South Korea is a relatively developed country without extreme food insecurity. Even children with NOFTT can maintain an adequate level of food intake. They may not be deficient in trace elements or micronutrients. Thus, a low serum level of a particular microelement in children with NOFTT should not be undertaken. It should be regarded as a serious problem.
To the best of our knowledge, our study is the first one to assess a large panel of micronutrients in children with FTT. Although our results did not show any significant differences between groups, this study emphasized the clinical importance of micronutrient deficiencies.

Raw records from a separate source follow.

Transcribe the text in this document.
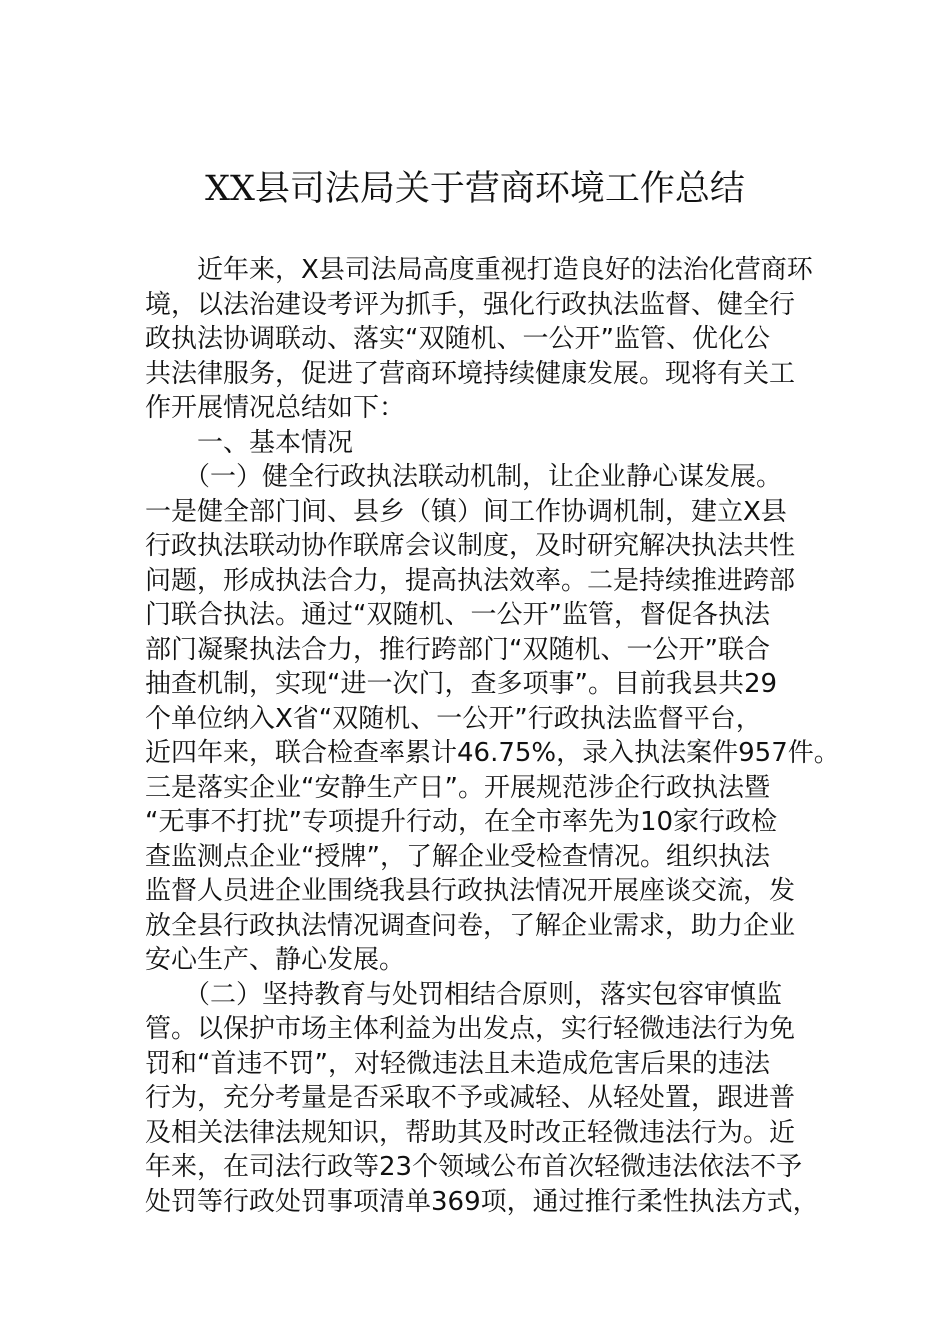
XX县司法局关于营商环境工作总结
　　近年来，X县司法局高度重视打造良好的法治化营商环
境，以法治建设考评为抓手，强化行政执法监督、健全行
政执法协调联动、落实“双随机、一公开”监管、优化公
共法律服务，促进了营商环境持续健康发展。现将有关工
作开展情况总结如下：
　　一、基本情况
　　（一）健全行政执法联动机制，让企业静心谋发展。
一是健全部门间、县乡（镇）间工作协调机制，建立X县
行政执法联动协作联席会议制度，及时研究解决执法共性
问题，形成执法合力，提高执法效率。二是持续推进跨部
门联合执法。通过“双随机、一公开”监管，督促各执法
部门凝聚执法合力，推行跨部门“双随机、一公开”联合
抽查机制，实现“进一次门，查多项事”。目前我县共29
个单位纳入X省“双随机、一公开”行政执法监督平台，
近四年来，联合检查率累计46.75%，录入执法案件957件。
三是落实企业“安静生产日”。开展规范涉企行政执法暨
“无事不打扰”专项提升行动，在全市率先为10家行政检
查监测点企业“授牌”，了解企业受检查情况。组织执法
监督人员进企业围绕我县行政执法情况开展座谈交流，发
放全县行政执法情况调查问卷，了解企业需求，助力企业
安心生产、静心发展。
　　（二）坚持教育与处罚相结合原则，落实包容审慎监
管。以保护市场主体利益为出发点，实行轻微违法行为免
罚和“首违不罚”，对轻微违法且未造成危害后果的违法
行为，充分考量是否采取不予或减轻、从轻处置，跟进普
及相关法律法规知识，帮助其及时改正轻微违法行为。近
年来，在司法行政等23个领域公布首次轻微违法依法不予
处罚等行政处罚事项清单369项，通过推行柔性执法方式，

This study has some limitations. First, we could not determine post-interventional changes in micronutrient levels since this was a retrospective study. Since most children follow their own growth curve, prospective studies that take birth weight into account and continue to follow the growth curve are needed. Second, the number of types of trace elements analyzed in this study is limited. There are difficulties in measuring the concentration and insufficiency of micronutrients in the body [
22]. In this study, various micronutrients were analyzed in comparison with previous studies. However, many other micronutrients were not included. Micronutrients included in this study are relatively easy to inspect and their measurements are well established in the hospital. Other micronutrients that are not included cannot be assured that there is no shortage. Further evaluation of other micronutrients not included in this study is required in future studies. Third, the intake of each micronutrient might have varied among individuals. In addition, it was difficult to evaluate the correlation between the intake amount and micronutrient serum levels. Preschool children of South Korea took in more diet supplement than preschool children of the United States and Japan [
23]. About 50% of children in South Korea have taken diet supplement, of which about 35% have multiple vitamins/minerals [
24]. In this context, nutritional support (e.g., using multivitamins) might have a significant impact on micronutrient status. A future prospective study is needed to analyze micronutrient levels.
In conclusion, significant micronutrient deficiencies in children with NOFTT should not be expected in developed countries. Therefore, a more cautious approach is needed for patients with NOFTT and micronutrient deficiency.